Originally Posted by
DandyA
it's something I'm working on at the moment, but I'm finding extending the bridge arm as far as possible without discomfort really helps ... as you say PP, I think it's because it automatically means your bridge shoulder gets lower and closer to your chin and hence your cue arm shoulder gets more in the line of the shot and less able to move (ie locked) ...
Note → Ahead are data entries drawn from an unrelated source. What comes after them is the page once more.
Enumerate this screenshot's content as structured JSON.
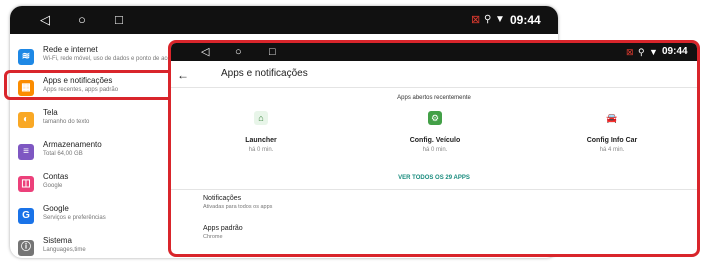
{
  "back_screen": {
    "nav": {
      "back": "◁",
      "home": "○",
      "recents": "□"
    },
    "time": "09:44",
    "items": [
      {
        "title": "Rede e internet",
        "subtitle": "Wi-Fi, rede móvel, uso de dados e ponto de acesso",
        "icon": "wifi-icon",
        "color": "#1e88e5",
        "glyph": "≋"
      },
      {
        "title": "Apps e notificações",
        "subtitle": "Apps recentes, apps padrão",
        "icon": "apps-grid-icon",
        "color": "#fb8c00",
        "glyph": "▦"
      },
      {
        "title": "Tela",
        "subtitle": "tamanho do texto",
        "icon": "display-icon",
        "color": "#f9a825",
        "glyph": "◐"
      },
      {
        "title": "Armazenamento",
        "subtitle": "Total 64,00 GB",
        "icon": "storage-icon",
        "color": "#7e57c2",
        "glyph": "≡"
      },
      {
        "title": "Contas",
        "subtitle": "Google",
        "icon": "accounts-icon",
        "color": "#ec407a",
        "glyph": "◫"
      },
      {
        "title": "Google",
        "subtitle": "Serviços e preferências",
        "icon": "google-icon",
        "color": "#1a73e8",
        "glyph": "G"
      },
      {
        "title": "Sistema",
        "subtitle": "Languages,time",
        "icon": "info-icon",
        "color": "#757575",
        "glyph": "ⓘ"
      }
    ]
  },
  "front_screen": {
    "nav": {
      "back": "◁",
      "home": "○",
      "recents": "□"
    },
    "time": "09:44",
    "back_arrow": "←",
    "title": "Apps e notificações",
    "recent_header": "Apps abertos recentemente",
    "recent_apps": [
      {
        "name": "Launcher",
        "time": "há 0 min.",
        "icon": "launcher-house-icon",
        "color": "#e8f5e9",
        "glyph": "⌂"
      },
      {
        "name": "Config. Veículo",
        "time": "há 0 min.",
        "icon": "vehicle-config-icon",
        "color": "#43a047",
        "glyph": "⚙"
      },
      {
        "name": "Config Info Car",
        "time": "há 4 min.",
        "icon": "car-icon",
        "color": "#ffffff",
        "glyph": "🚘"
      }
    ],
    "see_all": "VER TODOS OS 29 APPS",
    "items": [
      {
        "title": "Notificações",
        "subtitle": "Ativadas para todos os apps"
      },
      {
        "title": "Apps padrão",
        "subtitle": "Chrome"
      }
    ]
  },
  "status_icons": {
    "sim": "⊠",
    "location": "⚲",
    "wifi": "▼"
  },
  "colors": {
    "highlight": "#d9252b",
    "accent": "#1a8c7e",
    "status_bar": "#111111"
  }
}
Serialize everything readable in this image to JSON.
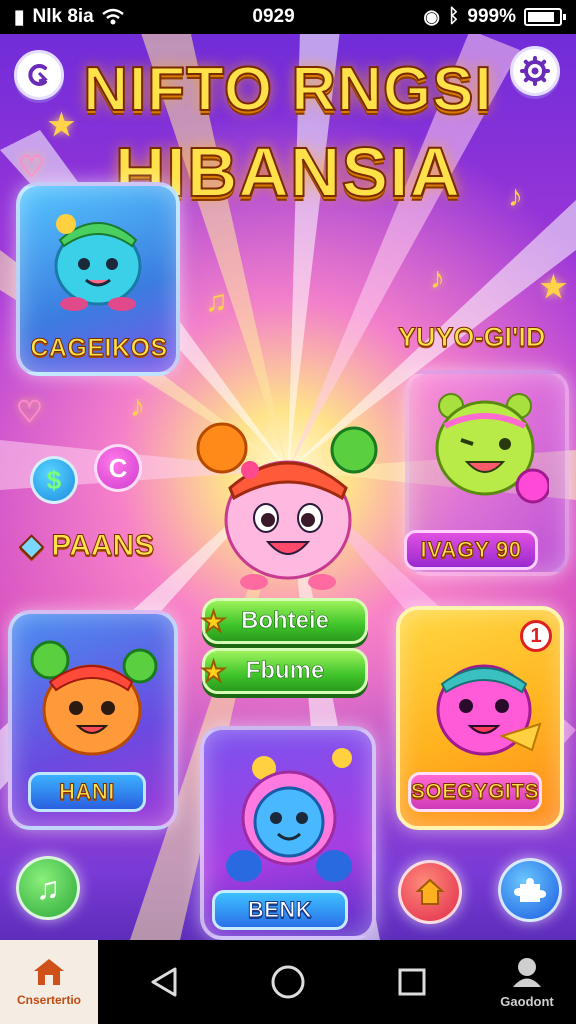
{
  "status_bar": {
    "carrier": "Nlk 8ia",
    "time": "0929",
    "battery": "999%"
  },
  "header": {
    "title_line1": "NIFTO RNGSI",
    "title_line2": "HIBANSIA",
    "back_icon": "refresh-back-icon",
    "settings_icon": "gear-icon"
  },
  "cards": {
    "top_left_label": "CAGEIKOS",
    "right_top_label": "YUYO-GI'ID",
    "right_pill": "IVAGY 90",
    "left_mid_label": "PAANS",
    "bottom_left_pill": "HANI",
    "bottom_center_pill": "BENK",
    "bottom_right_pill": "SOEGYGITS",
    "badge_count": "1"
  },
  "menu": {
    "button1": "Bohteie",
    "button2": "Fbume"
  },
  "coins": {
    "dollar": "$",
    "c": "C"
  },
  "nav": {
    "home_label": "Cnsertertio",
    "account_label": "Gaodont"
  },
  "colors": {
    "title": "#ffe14a",
    "button_green": "#3fc42a",
    "accent_purple": "#b03bd8"
  }
}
I'd never really thought about it until Terry Davidson mentioned it so many thanks Terry ... good advice as always which is certainly helping my game

Dandy, I'm guessing that all the set-up tips we get from the wise owls are framed towards locking the whole body into shot line, so that only the hand and forearm moves, to minimise any other movement? Are you using straight bridge arm or bent? I find that straight seems to help my long potting, and a few other members have expressed the same view. I think one chap who had experimented long and hard with bent arm and a shortened cue, was now selling that cue, going back to full stretch with a full length 58" cue. Bad memory on my part not to know his name, but you get the idea. Today, I found that R foot in line, L foot at 90 degrees to right foot and being parallel to R foot (left knee bent), straight left bridge arm brought round the body (with just a small gap between L shoulder and chin), cue under chin and shoulder lock tightened up the whole body. In this position, it felt like it was just back fingers working on feathering and a bit of forearm on the actual shot. I could be wrong of course, I'd have to do a video to see if anything else was at play. I imagine the whole thing looked quite stiff and probably Hendry et al. like. No bad thing.
Harder than you think is a beautiful thing.